Exactly. Thanks for dropping by, Jaai. Feel free to wander around as long as you like.
Hi PC,
read you article, it was good. But as you know we differ in our opinions. We have based our blog on the same article from Indian Express. But what you fail to see here is that timely endorsement by national spiritual leaders is not the fatal flaw of this thing. It just happens to be a thing that the writer (Mihir Sharma) abhors and see a devaluation of an already wrong cause. It's fatal flaw lies in the legitimacy of the means of fasting, and the absolutist nature of Jan Lokpal bill.
Sincerely,
Mitostargazer :)
1) The same activists protested last year for the same issue at the same place. Nobody paid any attention. The only reason we all know about it this year is because (a) Anna Hazare fasted (b) Times Now took the lead in covering the protests non stop nation-wide.
2)The draft drawn up by the government is meaningless. The India Against Corruption activists never said their draft was the last word on the matter. Please see my post 'Anna Hazare skeptics miss the forest for the trees' for the full rebuttal of your statement.
I agree with you that any critique of this 'movement' can never be that there are more pressing problems. One problem does not taint support to another, more urgent or not.
I also agree with you that it must be commended that people actually got out of their usual slumber to protest against corruption. It was a heartening sight and gives India hope.
But beyond all this, your rejection of the critique is short-sighted. The most important and essential critique of this 'movement' is that its participants (probably except a handful) knew nothing about the consequence of the specific demand - an all powerful Jan Lokpal authority. It is one thing to say that we need to eradicate the deep rooted evil of corruption from all walks of life, but quite another to say that an extra-constitutional, all powerful, beyond reproach authority must be constituted for it.
It is one suggestion and full of many dangers. An argument that desperate measures are needed is not sufficient. To bell one cat, you can't let the other go crazy. I strongly suggest you read the latest two posts on http://www.prisonerofagenda.com/ to understand what really is at stake.
Forget the usual columnists and the political commentators - there is reason to doubt them and I support you on that. But if you read what I have suggested (which is written by a lawyer who has fought number of cases pro-bono for social good) you will see there are many very dangerous possibilities of a Lokpal in the manner it is being demanded. I trust you will understand that quick fixes, specially in a polity and that too as complex as ours, will never work.
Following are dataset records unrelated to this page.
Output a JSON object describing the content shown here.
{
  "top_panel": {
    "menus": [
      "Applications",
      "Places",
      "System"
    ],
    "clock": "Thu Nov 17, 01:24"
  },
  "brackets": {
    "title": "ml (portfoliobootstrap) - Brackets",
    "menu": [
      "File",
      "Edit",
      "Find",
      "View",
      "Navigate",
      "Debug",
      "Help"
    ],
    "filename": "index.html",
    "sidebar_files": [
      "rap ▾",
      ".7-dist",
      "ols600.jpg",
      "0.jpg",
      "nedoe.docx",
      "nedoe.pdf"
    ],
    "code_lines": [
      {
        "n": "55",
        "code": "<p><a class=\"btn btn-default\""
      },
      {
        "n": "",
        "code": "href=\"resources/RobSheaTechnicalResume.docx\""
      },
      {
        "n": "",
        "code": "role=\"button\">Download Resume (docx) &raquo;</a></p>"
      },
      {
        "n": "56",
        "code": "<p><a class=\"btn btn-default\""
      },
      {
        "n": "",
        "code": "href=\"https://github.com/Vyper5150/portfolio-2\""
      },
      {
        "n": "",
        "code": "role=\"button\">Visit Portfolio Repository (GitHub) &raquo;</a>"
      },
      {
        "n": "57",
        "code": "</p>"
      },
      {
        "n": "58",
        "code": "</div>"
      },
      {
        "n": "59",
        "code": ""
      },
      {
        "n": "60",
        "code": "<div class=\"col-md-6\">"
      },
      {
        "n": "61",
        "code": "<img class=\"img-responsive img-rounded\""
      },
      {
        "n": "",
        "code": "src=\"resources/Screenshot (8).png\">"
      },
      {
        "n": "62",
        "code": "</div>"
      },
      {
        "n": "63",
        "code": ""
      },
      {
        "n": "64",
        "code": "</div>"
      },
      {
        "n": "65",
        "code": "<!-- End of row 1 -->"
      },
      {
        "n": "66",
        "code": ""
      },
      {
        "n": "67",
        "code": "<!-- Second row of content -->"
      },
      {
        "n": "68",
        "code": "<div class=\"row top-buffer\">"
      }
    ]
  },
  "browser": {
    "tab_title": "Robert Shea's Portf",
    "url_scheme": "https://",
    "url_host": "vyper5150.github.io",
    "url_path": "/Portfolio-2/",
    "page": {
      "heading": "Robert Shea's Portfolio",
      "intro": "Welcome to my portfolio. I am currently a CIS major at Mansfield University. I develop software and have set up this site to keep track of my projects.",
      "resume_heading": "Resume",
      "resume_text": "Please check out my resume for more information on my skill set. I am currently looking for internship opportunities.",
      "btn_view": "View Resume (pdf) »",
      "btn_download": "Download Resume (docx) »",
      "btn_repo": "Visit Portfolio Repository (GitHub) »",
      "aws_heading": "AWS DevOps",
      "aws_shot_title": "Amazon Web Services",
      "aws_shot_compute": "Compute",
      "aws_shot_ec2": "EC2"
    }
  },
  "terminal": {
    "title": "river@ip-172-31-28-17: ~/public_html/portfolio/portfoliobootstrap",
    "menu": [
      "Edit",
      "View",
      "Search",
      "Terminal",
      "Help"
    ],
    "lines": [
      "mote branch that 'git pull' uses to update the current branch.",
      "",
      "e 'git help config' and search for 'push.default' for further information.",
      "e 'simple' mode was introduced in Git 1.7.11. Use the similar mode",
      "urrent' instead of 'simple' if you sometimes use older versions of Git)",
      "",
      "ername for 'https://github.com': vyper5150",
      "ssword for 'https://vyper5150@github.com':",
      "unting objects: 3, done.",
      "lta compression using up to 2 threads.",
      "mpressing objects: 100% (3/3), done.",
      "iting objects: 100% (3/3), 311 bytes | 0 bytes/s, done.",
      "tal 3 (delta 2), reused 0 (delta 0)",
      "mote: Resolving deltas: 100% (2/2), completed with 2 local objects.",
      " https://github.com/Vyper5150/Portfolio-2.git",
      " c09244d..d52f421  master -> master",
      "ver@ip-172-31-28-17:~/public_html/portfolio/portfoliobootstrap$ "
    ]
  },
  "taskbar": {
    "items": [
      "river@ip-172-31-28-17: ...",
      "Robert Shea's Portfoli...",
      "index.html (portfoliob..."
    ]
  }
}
The solution to corruption will have to be a painful, long, and sustained effort. Superhero prescriptions like the Lokpal would prove to be fatal.
Hi Sumit,
Thanks for dropping by. The point you raise was addressed in another article published here and at Indiareloaded.tv titled "Anna Hazare skeptics miss the forest for the trees; Deaf to the voice of the people" (April 8). Since that article was written, Anna Hazare has told the press his representatives on the committee will be "flexible" and are experienced in the courts on this issue. Again, it is not the India Against Corruption movement that does not want the committee proceedings to be televised.
I appreciate the concern you raise but I remain in support of the conceptual approach of the Janlokpal Bill (rather than the Lokpal Bill which puts in politicians in charge of hunting politicians as well as layers of decade wasting red tape). I have faith in the committee to hammer out a work-able version.
Critics will continue to exists. Infact today I read a group of social activists condemning the composition of the bill panel and demanding representation for Dalits, minorities etc. Beat it! Who knows next corruption itself will be given shades of quota.
As per secularism in Indian political context. If you tend to have a Hindu leaning, you are communal else you are are secular.